Wednesday, December 03, 2008 8:35:47 PM
Written by: Julian Radbourne - December 03rd, 2008
THE TWO SHEDS REVIEW by Julian Radbourne
E-mail: julian@twoshedsreview.com
Website: www.twoshedsreview.com
On March 15th, 2004, I felt like a kid in a sweet shop, because it was on that day my television viewing habits changed. Well, for a while anyway.
That day saw the launch of The Wrestling Channel, the world’s first ever channel dedicated to the noble art of professional wrestling, and the line-up looked tremendous. From America we had Total Non-Stop Action, Major League Wrestling and Ring of Honor. From Japan we had Pro Wrestling NOAH and New Japan. From Mexico we had CMLL. And from Britain, we had the Frontier Wrestling Alliance (and the less said about that deal the better).
The euphoria only lasted for a few months. As time went on the wrestling programming became interspersed with live phone-in game shows such as Bikini Beach, and an adult entertainment show called Bang Babes (which morphed into a late-night live sex phone-in channel). Eventually, these gave way, but there was a price.
When it seemed that professional wrestling alone couldn’t sustain the channel, mixed martial arts was introduced into the equation, beginning with the British Cage Warriors promotion. Other non-wrestling programming was soon introduced, including an awful show which saw your average Joe Public enter the boxing ring to engage in fights which were frankly quite shocking and which never should have seen the light of day in the first place. Thankfully that particular show only lasted one week.
But by this time the cracks were already beginning to appear. The dream of the all-wrestling television channel seemed to be going down the pan, and when rival channel Bravo brought the rights to TNA’s programming, the writing seemed on the wall.
So after The Wrestling Channel became TWC, then TWC Fight, the Canadian-based Fight Network stepped in.

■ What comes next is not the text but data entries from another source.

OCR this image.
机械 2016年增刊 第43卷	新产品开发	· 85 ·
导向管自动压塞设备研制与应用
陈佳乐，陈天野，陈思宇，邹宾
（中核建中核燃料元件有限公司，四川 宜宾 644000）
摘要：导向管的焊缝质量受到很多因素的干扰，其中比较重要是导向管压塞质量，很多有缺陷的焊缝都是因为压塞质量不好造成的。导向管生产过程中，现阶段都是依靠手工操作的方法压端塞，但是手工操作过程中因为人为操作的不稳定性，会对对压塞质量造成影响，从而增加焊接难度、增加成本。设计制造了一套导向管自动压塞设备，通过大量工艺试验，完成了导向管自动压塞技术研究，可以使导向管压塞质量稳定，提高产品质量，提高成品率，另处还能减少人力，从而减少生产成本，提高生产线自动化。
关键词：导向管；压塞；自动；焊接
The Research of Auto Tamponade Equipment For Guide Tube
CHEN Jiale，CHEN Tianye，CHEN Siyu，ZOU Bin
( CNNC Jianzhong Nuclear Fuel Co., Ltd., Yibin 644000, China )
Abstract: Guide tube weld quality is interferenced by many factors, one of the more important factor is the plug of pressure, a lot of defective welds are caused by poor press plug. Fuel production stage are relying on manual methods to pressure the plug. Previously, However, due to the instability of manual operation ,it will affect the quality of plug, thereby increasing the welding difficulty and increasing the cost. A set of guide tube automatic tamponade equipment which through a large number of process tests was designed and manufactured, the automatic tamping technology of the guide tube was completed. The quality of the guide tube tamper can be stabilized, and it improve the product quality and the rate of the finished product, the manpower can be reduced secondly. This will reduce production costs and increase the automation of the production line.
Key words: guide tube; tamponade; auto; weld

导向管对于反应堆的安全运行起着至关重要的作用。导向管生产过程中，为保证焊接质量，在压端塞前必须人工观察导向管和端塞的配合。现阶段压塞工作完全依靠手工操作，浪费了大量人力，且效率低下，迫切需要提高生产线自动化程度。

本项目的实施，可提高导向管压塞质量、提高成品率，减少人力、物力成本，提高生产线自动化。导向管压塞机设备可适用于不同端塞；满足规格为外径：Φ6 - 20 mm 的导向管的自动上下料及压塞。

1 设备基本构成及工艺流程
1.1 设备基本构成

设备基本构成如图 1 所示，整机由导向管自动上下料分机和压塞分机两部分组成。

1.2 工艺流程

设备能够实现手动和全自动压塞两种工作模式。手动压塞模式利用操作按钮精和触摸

Professional wrestling was pushed to the back of the schedule, with only LDN, Ring of Honor and the decades old World of Sport shows thriving as mixed martial arts became the mainstay of the new Fight Network. At first things seemed to go quite well. It was good to see some of these promotions, even though the shows were a few years old.
But if truth be known, this particular fight fan was getting a little bored with the channel, especially when the same shows seemed to be broadcast over and over again, and there was hardly any new programming. The last Ring of Honor show I saw on the channel had a main event of Samoa Joe v C.M. Punk. The English Boxing show seemed to show the same old Billy Schwer fight all the time, and the channel’s finest moment seemed to be Amberlady Honey Wars, an Lithuanian show that saw scantily-clad young ladies rolling around in sticky honey, much to the delight of the crowd watching.
Then, this past Monday, it all came to an end. As I was channel surfing that morning, the regular programming had been replaced by a standard test card. A few hours later the channel was gone from the system completely.
At the time of writing, two days later, there still hasn’t been any official announcement from The Fight Network about the channel’s status. We still don’t know if it’s gone for good or if it will be coming back in the future.
Which means that professional wrestling and mixed martial arts fans have been hit hard in Britain. Wrestling fans will now have to make do with watching WWE on Sky, or TNA on Bravo, while the only televised MMA we’ll see in over here will come in the form of UFC on Setanta, or the occasional Cage Gladiators show on ITV4. We’re even going to lose Cage Rage when Nuts TV closes down in a few weeks. All of this will mean that fans will turn to the internet even more, looking for torrent downloads and watching the shows on their computers, which, for this old fashioned writer, just doesn’t seem right somehow. A television show should be watched on television!
A few people have posted on forums wondering what they could have done to save the channel. I think the simple answer to this was that probably nothing could be done. Perhaps if they’d actually bothered to advertise the channel, and had made more of an effort to get more up-to-date programming, then people may have watched. But in the end yours truly, like countless other combat sports fans, just got tired of seeing the same thing over and over again, and that’s what cost the channel dearly in the end.